Here at Opace, open source is right at the heart of everything we do. Our ethos from the beginning has been to use open source to deliver measurable results for our clients. Many business owners aren’t actually aware of open source or its considerable benefits – so not understanding open source could be a very costly mistake.
What is open source – and why is it so beneficial?
The concept of open source software is really simple. If you use something that’s open source, you can contribute ways to improve it, you can help to solve issues and remove bugs, and you can also modify it to suit your own needs – you’re essentially a software co-developer.
Many bespoke solutions come with the stipulation that they cannot be altered – and if there’s a problem, there’s generally a long reporting process that needs to be followed before the issue can be resolved. With open source, the users are responsible for the overall condition, distribution and modification of the software.
So what are the benefits?
Well, plenty of open source software tends to be free, which means it’s ideal for businesses on a budget. Business owners that opt for licensed, proprietary software can end up paying thousands every year for upgrades and downloads, whereas open source users can download most programs for free. Open source is also constantly subject to improvement, which means that if you encounter a problem one week, there’s a good chance it could be totally solved with an update the next. This applies to security issues too – with so many eyes on the software at all times, it’s likely that problems will be spotted and fixed much faster than with regular software.
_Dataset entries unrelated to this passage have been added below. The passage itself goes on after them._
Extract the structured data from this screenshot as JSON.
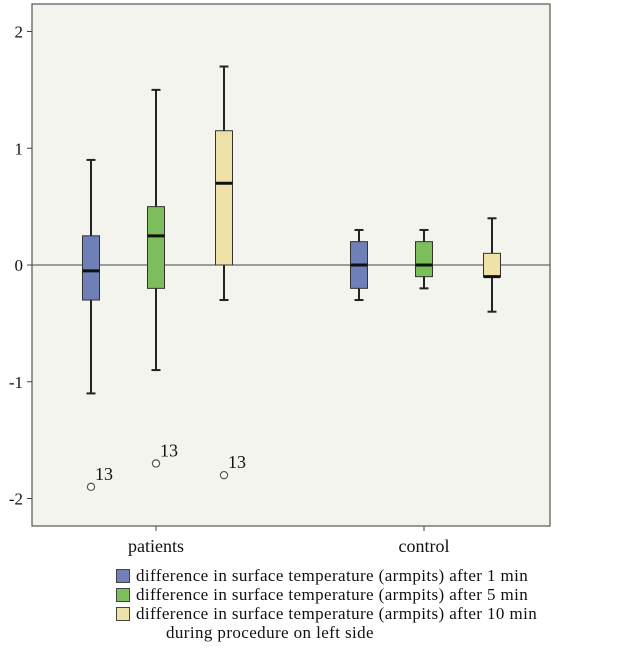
{
  "chart_data": {
    "type": "boxplot",
    "categories": [
      "patients",
      "control"
    ],
    "ylim": [
      -2.2,
      2.25
    ],
    "yticks": [
      -2,
      -1,
      0,
      1,
      2
    ],
    "reference_line": 0,
    "series": [
      {
        "name": "difference in surface temperature (armpits) after 1 min",
        "color": "#6f7fb8",
        "boxes": [
          {
            "category": "patients",
            "min": -1.1,
            "q1": -0.3,
            "median": -0.05,
            "q3": 0.25,
            "max": 0.9,
            "outliers": [
              {
                "value": -1.9,
                "label": "13"
              }
            ]
          },
          {
            "category": "control",
            "min": -0.3,
            "q1": -0.2,
            "median": 0.0,
            "q3": 0.2,
            "max": 0.3,
            "outliers": []
          }
        ]
      },
      {
        "name": "difference in surface temperature (armpits) after 5 min",
        "color": "#7cbd5c",
        "boxes": [
          {
            "category": "patients",
            "min": -0.9,
            "q1": -0.2,
            "median": 0.25,
            "q3": 0.5,
            "max": 1.5,
            "outliers": [
              {
                "value": -1.7,
                "label": "13"
              }
            ]
          },
          {
            "category": "control",
            "min": -0.2,
            "q1": -0.1,
            "median": 0.0,
            "q3": 0.2,
            "max": 0.3,
            "outliers": []
          }
        ]
      },
      {
        "name": "difference in surface temperature (armpits) after 10 min",
        "color": "#efe2a8",
        "boxes": [
          {
            "category": "patients",
            "min": -0.3,
            "q1": 0.0,
            "median": 0.7,
            "q3": 1.15,
            "max": 1.7,
            "outliers": [
              {
                "value": -1.8,
                "label": "13"
              }
            ]
          },
          {
            "category": "control",
            "min": -0.4,
            "q1": -0.1,
            "median": -0.1,
            "q3": 0.1,
            "max": 0.4,
            "outliers": []
          }
        ]
      }
    ],
    "legend_note": "during procedure on left side",
    "grid": false,
    "legend_position": "bottom"
  }
}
Open source has transformed the web
The introduction of open source has undoubtedly revolutionised the web. Key projects like Apache (the world’s first open source server) and PHP (a scripting language which is paramount to web development) have set the tone, and the rest of the web has followed.
Open source customer relationship management tools help leverage data to boost leads. Open source CMS solutions like Joomla and WordPress have thrown open a multitude of doors for web developers, and the world of e-commerce has been totally overhauled by open source with solutions like Magento, which is owned by eBay.
If you need any proof of how successful and widely used open source is, look to some of the world’s largest online companies – Google and Facebook, for example. Google as a company has produced around 900 open source projects to date, with many of their engineers working full-time on these projects. Facebook also runs on open source software, and it still relies on Apache, PHP, Linux and other free solutions.
The future of open source
The 2015 Future of Open Source survey attracted a record number of respondents, and offers some revealing insights into what lies ahead for open source. 78% of companies now run on some kind of open source software, and just 3% don’t use any open source at all. The use of open source to run business IT environments has gone up by 200% in the last five years, and 88% of company owners expect their team to contribute to open source projects over the coming years.
The internet has thrown open the door to mass participation in projects like this, and it’s reflected in many areas of the web. Think of concepts like Kickstarter, where crowdfunding can raise capital for all sorts of products and services. Open source operates on a similar theme – and with so much freedom and flexibility, why would anyone go back to the traditional proprietary methods?
Choosing an open source platform for your website
In our next article on open source, we review important factors to consider when choosing an open source website and explain the different aspects that businesses need to consider.
In our opinion, open source is undoubtedly the future of web development and e-commerce. Here at Opace, we’re proud to base our entirely business model around open source, with its continuous innovation and ground-breaking developments. Open source offers the most responsive solutions, the most flexible choices for business owners – and those that aren’t switched on to the benefits could be making a costly mistake.